QoLLS is an evocative rpg not because of its prompts or its pictures but its mechanics in usage of poems, songs, and quotes to fuel power like giving commands and healing damage. This is really what makes it stand out, and I love the idea of coming to the table with quotes from leaders of Ancient Rome or elsewhere to drive the courage of allies or using lines from Robert Frost to heal them.
I only wish there was a greater focus on mechanics presented this way, because it’s what makes the game special, and I feel for whoever plays the “The Knight” character, since they don’t get any such ability. Couldn’t we have given the Knight an ability involving scenes from fantasy books that tell us how he is defending another using Shields?
That aside, there is one problem I have with the game, and it revolves around guiding the players toward a story intent on forcing the Queen into her Last Stand against the Gloom. It’s left up to the player taking on the Gloom role to decide how hard and fast to bring about the end of this story, and I imagine it will take a few tries to get the pacing right.
It would have been nice to see an outline of a typical adventure in the system to help the Gloom understand story beats appropriate to the rising and falling action expected of fantasy stories, intent on stopping the Gloom. Then again, the game encourages you to build the fantasy – including the danger – with the group, so pacing is a feel based off what you all want.

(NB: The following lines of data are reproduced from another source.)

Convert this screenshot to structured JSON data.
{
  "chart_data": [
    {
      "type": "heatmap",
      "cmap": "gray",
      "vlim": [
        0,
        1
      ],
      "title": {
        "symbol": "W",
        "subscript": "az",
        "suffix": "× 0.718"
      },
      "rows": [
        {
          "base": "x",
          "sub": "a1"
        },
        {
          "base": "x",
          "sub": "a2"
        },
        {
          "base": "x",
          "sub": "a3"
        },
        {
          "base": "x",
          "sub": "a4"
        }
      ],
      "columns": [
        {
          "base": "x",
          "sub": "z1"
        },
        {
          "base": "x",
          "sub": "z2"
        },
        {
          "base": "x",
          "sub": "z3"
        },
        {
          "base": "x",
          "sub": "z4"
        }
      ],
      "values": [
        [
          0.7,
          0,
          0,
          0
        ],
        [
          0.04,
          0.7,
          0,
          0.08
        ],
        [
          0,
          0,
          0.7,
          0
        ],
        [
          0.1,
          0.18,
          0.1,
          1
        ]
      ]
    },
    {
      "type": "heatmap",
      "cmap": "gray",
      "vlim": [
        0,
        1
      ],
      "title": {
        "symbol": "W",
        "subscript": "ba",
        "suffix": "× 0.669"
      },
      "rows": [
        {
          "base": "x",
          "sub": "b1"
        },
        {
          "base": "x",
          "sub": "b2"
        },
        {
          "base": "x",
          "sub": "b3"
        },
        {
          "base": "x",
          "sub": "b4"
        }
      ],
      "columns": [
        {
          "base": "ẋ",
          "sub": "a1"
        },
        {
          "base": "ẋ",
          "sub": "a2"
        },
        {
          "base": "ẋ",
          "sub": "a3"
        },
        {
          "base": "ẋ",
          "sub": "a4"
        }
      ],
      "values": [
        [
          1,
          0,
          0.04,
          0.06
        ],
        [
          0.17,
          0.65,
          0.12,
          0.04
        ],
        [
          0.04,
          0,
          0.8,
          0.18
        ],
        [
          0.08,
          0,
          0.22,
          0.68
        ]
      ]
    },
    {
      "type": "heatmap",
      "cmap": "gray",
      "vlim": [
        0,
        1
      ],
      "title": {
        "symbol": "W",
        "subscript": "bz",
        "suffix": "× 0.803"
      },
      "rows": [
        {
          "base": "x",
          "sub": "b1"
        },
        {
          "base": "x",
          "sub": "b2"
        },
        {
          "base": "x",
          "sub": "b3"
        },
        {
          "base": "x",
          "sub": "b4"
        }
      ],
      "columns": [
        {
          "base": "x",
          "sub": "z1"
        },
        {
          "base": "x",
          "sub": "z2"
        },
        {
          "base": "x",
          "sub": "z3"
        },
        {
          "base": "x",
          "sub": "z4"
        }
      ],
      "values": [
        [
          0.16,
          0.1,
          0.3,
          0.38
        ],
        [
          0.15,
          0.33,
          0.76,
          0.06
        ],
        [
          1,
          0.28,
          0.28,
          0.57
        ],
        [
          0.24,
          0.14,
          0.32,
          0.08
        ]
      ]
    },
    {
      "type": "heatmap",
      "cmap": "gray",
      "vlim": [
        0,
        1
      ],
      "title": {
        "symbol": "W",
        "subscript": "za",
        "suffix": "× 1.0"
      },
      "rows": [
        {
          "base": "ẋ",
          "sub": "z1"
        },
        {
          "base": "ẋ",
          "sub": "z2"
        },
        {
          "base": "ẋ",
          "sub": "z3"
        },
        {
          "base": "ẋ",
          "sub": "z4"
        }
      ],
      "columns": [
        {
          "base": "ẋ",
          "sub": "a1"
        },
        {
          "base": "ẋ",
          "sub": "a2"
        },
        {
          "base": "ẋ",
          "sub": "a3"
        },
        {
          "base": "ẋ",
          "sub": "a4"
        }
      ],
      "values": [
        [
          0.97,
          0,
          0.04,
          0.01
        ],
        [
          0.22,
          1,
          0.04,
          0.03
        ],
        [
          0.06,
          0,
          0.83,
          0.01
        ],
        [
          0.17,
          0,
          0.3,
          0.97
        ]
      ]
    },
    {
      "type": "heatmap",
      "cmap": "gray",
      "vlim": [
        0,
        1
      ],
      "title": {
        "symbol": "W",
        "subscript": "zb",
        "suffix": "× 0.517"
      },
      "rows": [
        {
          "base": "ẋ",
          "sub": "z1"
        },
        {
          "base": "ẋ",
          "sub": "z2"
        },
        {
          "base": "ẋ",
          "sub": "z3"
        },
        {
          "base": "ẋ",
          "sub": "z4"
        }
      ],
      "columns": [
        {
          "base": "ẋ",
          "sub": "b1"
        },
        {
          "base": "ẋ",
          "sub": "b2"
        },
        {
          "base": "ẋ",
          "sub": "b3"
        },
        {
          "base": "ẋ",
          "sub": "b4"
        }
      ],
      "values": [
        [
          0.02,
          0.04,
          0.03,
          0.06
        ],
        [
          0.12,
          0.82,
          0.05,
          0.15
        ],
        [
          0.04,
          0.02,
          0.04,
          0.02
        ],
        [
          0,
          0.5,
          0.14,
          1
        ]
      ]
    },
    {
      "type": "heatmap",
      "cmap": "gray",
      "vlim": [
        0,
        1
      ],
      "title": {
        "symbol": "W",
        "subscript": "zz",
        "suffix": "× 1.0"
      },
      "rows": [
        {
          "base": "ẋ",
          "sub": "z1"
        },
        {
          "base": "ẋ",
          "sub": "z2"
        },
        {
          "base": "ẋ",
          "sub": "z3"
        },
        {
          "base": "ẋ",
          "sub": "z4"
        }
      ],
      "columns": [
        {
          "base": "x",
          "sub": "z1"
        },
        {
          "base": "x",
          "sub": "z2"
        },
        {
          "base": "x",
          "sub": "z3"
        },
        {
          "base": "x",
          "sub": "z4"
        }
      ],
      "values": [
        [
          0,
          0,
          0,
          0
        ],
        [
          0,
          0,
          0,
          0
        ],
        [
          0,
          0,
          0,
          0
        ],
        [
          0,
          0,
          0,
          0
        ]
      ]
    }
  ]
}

Besides, the game never says you “have to” stop the Gloom; only that it is there.
It’s entirely possible your group just wants to go through the world, exploring it in an open-ended, children’s storybook sort of way, where the Gloom is in the hearts and minds of people. There are monsters, but they are cast as dark trees in the still of a forgotten woods, poisoned streams, and the madness of nations yielding to their own fear.
Maybe the Queen’s Last Stand is not made against any gloom found outside in the world, but that which has crept into her own heart. After which, she cannot suffer another moment in the doomed world of men and fades into memory.
Loved it! I’d give some money for this game, but not $10. Around $3 sounds about right to me, especially if there’s ever pacing guidelines put in for the Gloom player. If you find it in a bundle, pick it up!